Offensively the senior talent is of the free agent variety, though the underclassmen hold promise. Quinn Christensen is a big-bodied lineman and fixture at guard. Christensen blocks with tremendous fundamentals and is strong at the point. Not overly effective in space, he could back up in the NFL at either guard spots in the right scheme. Center Scott Jackson is explosive on the pivot and works hard but lacks the dominant strength and looks to be a camp player at this point. Receiver Toby Christensen is smart, reliable (just like his dad was) and works to get open. Never dropping a pass, he lacks overall speed yet could make it as a fifth receiver at the next level. Junior running back Marcus Whalen has excellent size, nice speed and big time talent. Whalen is strong on the inside yet displays the ability to cut the corner. He will only get better in time and will be a first day draft pick in the future.
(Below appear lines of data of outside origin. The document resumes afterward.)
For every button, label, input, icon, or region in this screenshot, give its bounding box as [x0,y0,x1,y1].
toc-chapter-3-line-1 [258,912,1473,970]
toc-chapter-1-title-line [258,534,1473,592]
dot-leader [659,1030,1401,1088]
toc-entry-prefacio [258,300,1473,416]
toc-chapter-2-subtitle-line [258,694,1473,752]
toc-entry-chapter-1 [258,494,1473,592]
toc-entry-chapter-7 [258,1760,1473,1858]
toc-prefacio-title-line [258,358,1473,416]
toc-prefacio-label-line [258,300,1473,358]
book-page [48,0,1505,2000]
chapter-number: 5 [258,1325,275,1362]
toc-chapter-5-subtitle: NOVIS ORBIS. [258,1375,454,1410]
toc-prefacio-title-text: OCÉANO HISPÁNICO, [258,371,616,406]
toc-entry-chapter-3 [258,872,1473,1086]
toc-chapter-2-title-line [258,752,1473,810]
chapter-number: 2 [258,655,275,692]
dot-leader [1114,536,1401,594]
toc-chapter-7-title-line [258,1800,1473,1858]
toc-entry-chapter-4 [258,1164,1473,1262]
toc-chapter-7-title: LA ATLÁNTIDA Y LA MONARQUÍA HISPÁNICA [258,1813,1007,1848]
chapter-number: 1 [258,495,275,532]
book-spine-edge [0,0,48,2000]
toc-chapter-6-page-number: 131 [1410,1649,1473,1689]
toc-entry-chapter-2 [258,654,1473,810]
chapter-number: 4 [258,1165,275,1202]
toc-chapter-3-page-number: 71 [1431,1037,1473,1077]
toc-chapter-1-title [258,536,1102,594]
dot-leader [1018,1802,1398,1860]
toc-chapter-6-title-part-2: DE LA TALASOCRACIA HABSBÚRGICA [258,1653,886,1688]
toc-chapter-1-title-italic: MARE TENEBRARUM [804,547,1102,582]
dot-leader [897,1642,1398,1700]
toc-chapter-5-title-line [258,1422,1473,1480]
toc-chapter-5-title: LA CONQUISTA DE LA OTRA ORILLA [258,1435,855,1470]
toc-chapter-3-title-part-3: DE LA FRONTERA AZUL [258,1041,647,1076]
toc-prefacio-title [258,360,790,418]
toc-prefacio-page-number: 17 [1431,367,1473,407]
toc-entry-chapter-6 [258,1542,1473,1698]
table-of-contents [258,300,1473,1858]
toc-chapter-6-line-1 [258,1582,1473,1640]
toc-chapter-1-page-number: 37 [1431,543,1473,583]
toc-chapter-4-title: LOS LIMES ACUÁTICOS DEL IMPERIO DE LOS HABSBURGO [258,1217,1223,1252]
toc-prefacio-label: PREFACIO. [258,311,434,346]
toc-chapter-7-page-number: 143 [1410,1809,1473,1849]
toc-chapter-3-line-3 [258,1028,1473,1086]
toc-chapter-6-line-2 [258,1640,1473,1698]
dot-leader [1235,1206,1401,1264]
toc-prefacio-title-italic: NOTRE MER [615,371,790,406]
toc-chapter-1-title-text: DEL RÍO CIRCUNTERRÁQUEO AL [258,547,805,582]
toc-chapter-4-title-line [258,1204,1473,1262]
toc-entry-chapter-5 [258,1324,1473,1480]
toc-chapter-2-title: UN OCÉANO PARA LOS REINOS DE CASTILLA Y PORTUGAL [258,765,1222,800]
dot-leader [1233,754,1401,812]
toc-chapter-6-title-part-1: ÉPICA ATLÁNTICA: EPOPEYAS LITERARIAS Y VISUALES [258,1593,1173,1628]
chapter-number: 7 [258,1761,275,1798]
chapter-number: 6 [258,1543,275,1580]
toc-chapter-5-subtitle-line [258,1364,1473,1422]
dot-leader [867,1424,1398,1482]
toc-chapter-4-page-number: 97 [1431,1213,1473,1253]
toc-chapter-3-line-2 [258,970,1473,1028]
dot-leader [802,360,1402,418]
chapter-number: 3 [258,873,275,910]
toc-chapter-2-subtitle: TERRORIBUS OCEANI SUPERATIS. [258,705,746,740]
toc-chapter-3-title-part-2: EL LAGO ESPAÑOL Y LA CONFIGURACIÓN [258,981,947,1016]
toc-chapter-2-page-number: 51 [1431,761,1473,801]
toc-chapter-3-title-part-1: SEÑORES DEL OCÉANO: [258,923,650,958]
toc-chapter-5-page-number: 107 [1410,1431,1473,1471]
Defensively, cornerback Jenaro Gilford displayed outstanding cover skills and looked like a comer before injury put him on the sidelines last season. Gilford gave serious consideration to entering the 2002 draft and were he to follow through, a first day pick was in the offing. His abilities are solid, as is his size, and a top 75 choice is a real possibility next April. Like many of his predecessors at BYU, Brady Poppinga is an undersized yet explosive defensive end. Poppinga combines terrific athleticism, speed and tenacity rushing the edge or pursuing the running play. Rarely off his feet, Poppinga makes a lot of positive plays. The junior does not have great growth potential but may slide into the first day of the 2005 draft. The rest of BYU's defenders are late round/free agent choices. Paul Walkenhorst is a heady linebacker who lacks speed and explosion. He has a slight chance on the outside in a three-four. Corner Brandon Heaney is tough as nails and likes to mix it up. He will not win any footraces but could be an effective zone cover corner. On the other side Chad Barney has more quickness and explosion but plays very timid. He could fit into dime packages.